Reconciliation is the control that proves the dollars you posted equal the dollars you actually received. At the end of each posting batch, total posted payments must equal the total bank deposit and EFT receipts, linked by the 835 reassociation/trace number that ties a remittance to its deposit. The checklist: posted payments equal deposits, every retrieved 835 is posted, no line is double-posted, unidentified cash is logged to suspense and worked, contractual adjustments tie out to charge-minus-allowed, and credit balances are flagged for refund review. Daily reconciliation makes month-end a formality; skipping it lets posting errors accumulate silently until a close blows up.
What happens if a payment is posted to the wrong claim or as the wrong group code?
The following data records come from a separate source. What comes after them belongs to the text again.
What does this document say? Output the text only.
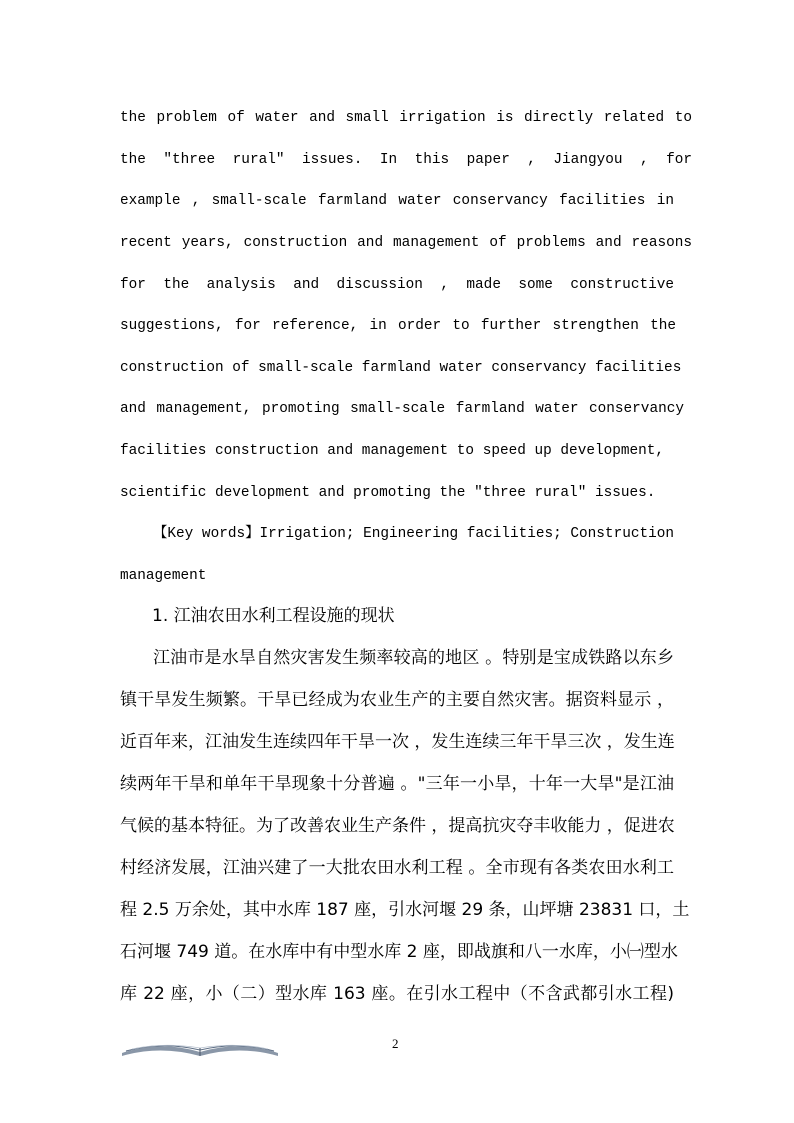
the problem of water and small irrigation is directly related to
the "three rural" issues. In this paper , Jiangyou , for
example , small-scale farmland water conservancy facilities in
recent years, construction and management of problems and reasons
for the analysis and discussion , made some constructive
suggestions, for reference, in order to further strengthen the
construction of small-scale farmland water conservancy facilities
and management, promoting small-scale farmland water conservancy
facilities construction and management to speed up development,
scientific development and promoting the "three rural" issues.
【Key words】Irrigation; Engineering facilities; Construction
management
1. 江油农田水利工程设施的现状
江油市是水旱自然灾害发生频率较高的地区 。特别是宝成铁路以东乡
镇干旱发生频繁。干旱已经成为农业生产的主要自然灾害。据资料显示 ，
近百年来，江油发生连续四年干旱一次 ，发生连续三年干旱三次 ，发生连
续两年干旱和单年干旱现象十分普遍 。"三年一小旱，十年一大旱"是江油
气候的基本特征。为了改善农业生产条件 ，提高抗灾夺丰收能力 ，促进农
村经济发展，江油兴建了一大批农田水利工程 。全市现有各类农田水利工
程 2.5 万余处，其中水库 187 座，引水河堰 29 条，山坪塘 23831 口，土
石河堰 749 道。在水库中有中型水库 2 座，即战旗和八一水库，小㈠型水
库 22 座，小（二）型水库 163 座。在引水工程中（不含武都引水工程)
2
Both errors corrupt downstream data. Posting to the wrong claim leaves the correct claim showing an open balance (overstating A/R) and the wrong claim showing a credit (a phantom overpayment that may trigger an erroneous refund). Posting the wrong group code is worse: a CO contractual write-off mis-posted as PR bills the patient for an amount you contractually owe as a write-off, while a PR amount mis-posted as CO writes off money the patient owed you. Both distort net collection rate and the denial worklist. The fix is a measured accuracy audit (30-50 lines per poster monthly) that re-checks the payment, adjustment, group code, and CARC on each line against the source remittance.